Des fouilles ont été récemment entamées sur - ou plutôt sous - le terrain sur lequel s’érigeront les nouveaux bâtiments du Centre Régional Psychiatrique (CRP) Les Marronniers au sein de l’Hôpital Psychiatrique Sécurisé (HPS), ex "Défense sociale". L’objectif étant d’améliorer la prise en charge des patients grâce à l’intensification des soins et à la diminution de leur nombre par unité.

Un projet pour lequel une demande de permis est en cours et qui devrait en principe débuter à la fin du premier semestre 2023.

Ce qui laisse suffisamment de temps à l’AWAP pour mener des investigations archéologiques afin d’en savoir encore davantage sur l’évolution du système défensif dont était dotée la citadelle de Tournai. Sachant que celui-ci a pas mal évolué au fil du temps depuis sa construction en 1667 et jusqu’à son démantèlement un peu après la moitié du XIXesiècle.

Savoir ce qui reste de la période française, ou encore ce que les Hollandais en conservèrent lorsqu’ils construisirent leurs propres défenses, repérer le tracé précis des galeries, répertorier les vestiges, etc., sont quelques-unes des missions auxquelles s’attellent les archéologues.

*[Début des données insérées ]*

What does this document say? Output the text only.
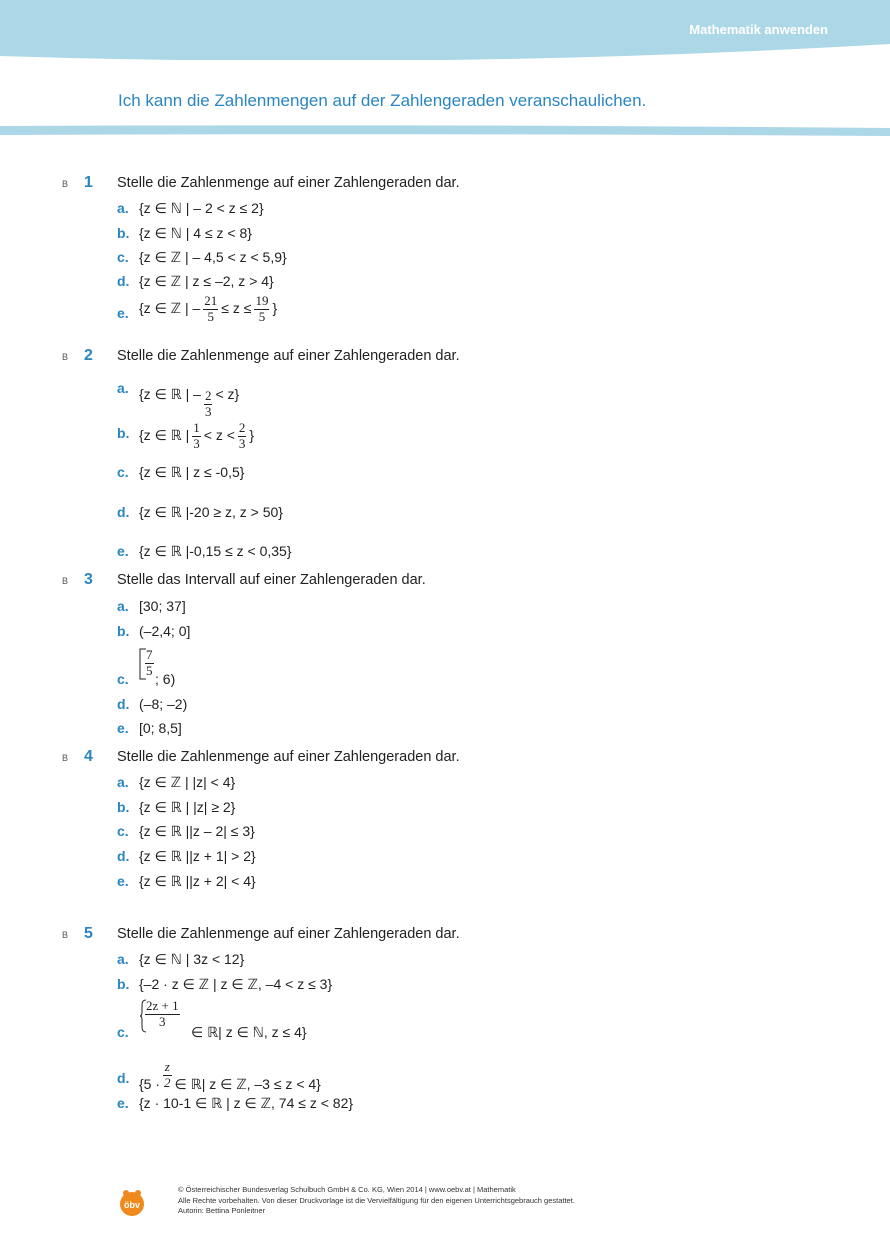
Mathematik anwenden
Ich kann die Zahlenmengen auf der Zahlengeraden veranschaulichen.
B 1 Stelle die Zahlenmenge auf einer Zahlengeraden dar.
a. {z ∈ ℕ | – 2 < z ≤ 2}
b. {z ∈ ℕ | 4 ≤ z < 8}
c. {z ∈ ℤ | – 4,5 < z < 5,9}
d. {z ∈ ℤ | z ≤ –2, z > 4}
e. {z ∈ ℤ | – $\frac{21}{5} \le z \le \frac{19}{5}$ }
B 2 Stelle die Zahlenmenge auf einer Zahlengeraden dar.
a. {z ∈ ℝ | – $\frac{2}{3} < z$}
b. {z ∈ ℝ | $\frac{1}{3} < z < \frac{2}{3}$ }
c. {z ∈ ℝ | z ≤ -0,5}
d. {z ∈ ℝ |-20 ≥ z, z > 50}
e. {z ∈ ℝ |-0,15 ≤ z < 0,35}
B 3 Stelle das Intervall auf einer Zahlengeraden dar.
a. [30; 37]
b. (–2,4; 0]
c.
$\frac{7}{5}$
; 6)
d. (–8; –2)
e. [0; 8,5]
B 4 Stelle die Zahlenmenge auf einer Zahlengeraden dar.
a. {z ∈ ℤ | |z| < 4}
b. {z ∈ ℝ | |z| ≥ 2}
c. {z ∈ ℝ ||z – 2| ≤ 3}
d. {z ∈ ℝ ||z + 1| > 2}
e. {z ∈ ℝ ||z + 2| < 4}
B 5 Stelle die Zahlenmenge auf einer Zahlengeraden dar.
a. {z ∈ ℕ | 3z < 12}
b. {–2 · z ∈ ℤ | z ∈ ℤ, –4 < z ≤ 3}
c.
$\frac{2z + 1}{3}$
∈ ℝ| z ∈ ℕ, z ≤ 4}
d. {$5 \cdot \frac{z}{2}$ ∈ ℝ| z ∈ ℤ, –3 ≤ z < 4}
e. {z · 10-1 ∈ ℝ | z ∈ ℤ, 74 ≤ z < 82}
öbv
© Österreichischer Bundesverlag Schulbuch GmbH & Co. KG, Wien 2014 | www.oebv.at | Mathematik
Alle Rechte vorbehalten. Von dieser Druckvorlage ist die Vervielfältigung für den eigenen Unterrichtsgebrauch gestattet.
Autorin: Bettina Ponleitner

"Parce que nous disposons d’anciens plans mais aussi parce que nous savons que des galeries, notamment dégagées et remises en lumière par l’ASBL des Amis de la Citadelle, passent sous les Marronniers et sous ce futur chantier (N.D.L.R.: à environ 5 mètres de profondeur), nous nous attendions bien entendu à réaliser des découvertes", nous confie Isabelle Deramaix, archéologue à l’AWAP, "mais nous ne savions pas avec précision où creuser..."

Pour faciliter les investigations (qui devraient durer trois mois), les archéologues réalisent ce qu’ils appellent dans leur jargon des "fenêtres", soit des sondages qui permettent de localiser contrescarpes, murs de garde ou autres demi-lunes.

Il faut dire qu’avec des murs dont l’épaisseur atteint, voire dépasse en certains endroits les 5 mètres, difficile de passer à côté…

Des murs en pierre ou en brique presque neufs...

Les fouilles n’ont débuté que depuis quelques jours, mais elles avancent à pas de géants.Elles ont notamment permis de mettre au jour le début d’un escalier en colimaçon qui devait permettre de rejoindre une galerie souterraine.

"C’est vraisemblablement un ouvrage de la période française mais cela doit encore être analysé et confirmé , explique Alexis Watterman, archéologue à l’ASBL Recherches et prospections archéologiques. Pour l’heure, l’équipe est occupée à le délayer..."

Ce qui surprend quand on se promène sur le site, c’est le remarquable état de conservation des murs.Lesquels sont en pierre quand ils datent de la période française et servent, pour la plupart, de fondations aux reconstructions hollandaises où se mélangent des briques et des pierres à la taille plus soignée.

"Ces ouvrages n’ont en réalité été démolis que jusqu’à un certain niveau (N.D.L.R.: celui du sol en général) e t ensuite recouvert de terre, ce qui a permis de les conserver dans cet état…" , conclut Alexis Watterman. Précisons que la volonté des Marronniers est de préserver ce qui pourra l’être, en adaptant le projet et en prônant des constructions sur pieux.

Les fouilles sont effectuées sous la houlette de l’AWAP (Agence wallonne du patrimoine), avec l’archéologue IsabelleDeramaix, mais sur le terrain, c’est l’ASBL Recherches et prospections archéologiques, représentée par Alexis Watterman, lui-aussi archéologue, qui gère les investigations de terrain.Cette association basée à Wavre, est habituée à travailler en sous-traitance pour l’AWAP dans le cadre de ce type de chantier.